Women increasingly are being affected by gout, according to data from a recent study.
Researchers at Clinica Reumatologica, University of Genoa in Italy identified 107 patients (90 men) with gout. The mean age of the patients was 63.2 years. Patients were divided into two subgroups, according to the date of their first acute attack: patients with gout onset between 1967 and 2001, and patients with gout onset between 2002 and 2009. Using the date of their first admission into the clinic, patients were further subdivided into two groups: 1989 to 2006 and 2007 to 2009.
Comparing patients with gout onset between 1967 and 2001 with the more recent group, the ratio of men to women changed from 11 to 3 to 2 to 4 (P=.02). According to first admission date, no significant difference in the ratio of men to women was observed.
For patients in the 2002 to 2009 disease onset group, a family history of gout was slightly more frequent (22.7% vs. 6.4%; P=.05) than the earlier group.
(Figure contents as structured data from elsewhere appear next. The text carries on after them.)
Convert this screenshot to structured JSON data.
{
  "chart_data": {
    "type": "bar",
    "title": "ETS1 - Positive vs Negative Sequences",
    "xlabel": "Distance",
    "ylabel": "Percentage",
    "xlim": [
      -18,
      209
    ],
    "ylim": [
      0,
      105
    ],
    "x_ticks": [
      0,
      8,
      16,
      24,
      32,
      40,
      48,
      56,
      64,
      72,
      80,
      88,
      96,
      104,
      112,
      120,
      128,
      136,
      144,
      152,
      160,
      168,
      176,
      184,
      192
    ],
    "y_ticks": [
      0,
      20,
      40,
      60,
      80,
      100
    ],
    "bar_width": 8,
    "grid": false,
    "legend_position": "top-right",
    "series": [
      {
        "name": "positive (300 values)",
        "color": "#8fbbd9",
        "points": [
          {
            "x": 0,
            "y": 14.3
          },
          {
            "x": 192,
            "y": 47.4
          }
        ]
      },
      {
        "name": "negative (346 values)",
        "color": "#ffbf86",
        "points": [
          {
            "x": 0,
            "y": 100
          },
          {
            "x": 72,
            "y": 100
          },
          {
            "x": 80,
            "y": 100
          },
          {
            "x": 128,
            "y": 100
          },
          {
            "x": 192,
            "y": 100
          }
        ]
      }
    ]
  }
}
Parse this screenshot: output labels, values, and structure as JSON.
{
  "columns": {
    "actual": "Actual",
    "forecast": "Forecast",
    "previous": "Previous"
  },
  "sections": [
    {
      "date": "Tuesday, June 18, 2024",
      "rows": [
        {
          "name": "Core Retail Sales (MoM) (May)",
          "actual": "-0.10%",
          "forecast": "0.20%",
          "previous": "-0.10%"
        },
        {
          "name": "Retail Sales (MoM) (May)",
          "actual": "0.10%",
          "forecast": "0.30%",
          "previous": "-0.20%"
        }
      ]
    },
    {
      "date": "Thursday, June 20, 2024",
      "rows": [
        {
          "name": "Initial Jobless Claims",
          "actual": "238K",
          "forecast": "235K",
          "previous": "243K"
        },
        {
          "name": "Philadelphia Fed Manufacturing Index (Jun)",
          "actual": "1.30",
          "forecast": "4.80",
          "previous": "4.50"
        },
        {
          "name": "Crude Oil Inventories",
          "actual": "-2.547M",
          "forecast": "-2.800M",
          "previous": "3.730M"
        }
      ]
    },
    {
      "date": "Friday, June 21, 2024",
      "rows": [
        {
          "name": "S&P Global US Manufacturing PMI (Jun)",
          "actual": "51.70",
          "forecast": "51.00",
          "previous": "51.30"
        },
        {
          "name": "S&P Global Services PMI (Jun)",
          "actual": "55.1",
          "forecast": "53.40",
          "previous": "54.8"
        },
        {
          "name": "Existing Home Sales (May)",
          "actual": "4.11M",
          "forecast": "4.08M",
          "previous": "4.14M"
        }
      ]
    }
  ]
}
Researchers also found the median number of acute attacks was higher for patients with gout onset before 2002 (6; range 1-90) compared with the later group (3; range 1-30) (P=.01).
Synovial fluid was examined more frequently during follow-up of the patients who were first admitted from 2007 to 2009 (34.9%) vs. those who were admitted between 1989 and 2006 (7%) (P=.001).
“The increased utilization of synovial fluid analysis suggests a closer attention to the disease in recent years,” the researchers said. “Our data indicating that the patients’ sex ratio has changed over time, with women more frequently affected, could be of importance to clinicians who often believe that gout is a disease affecting males only.”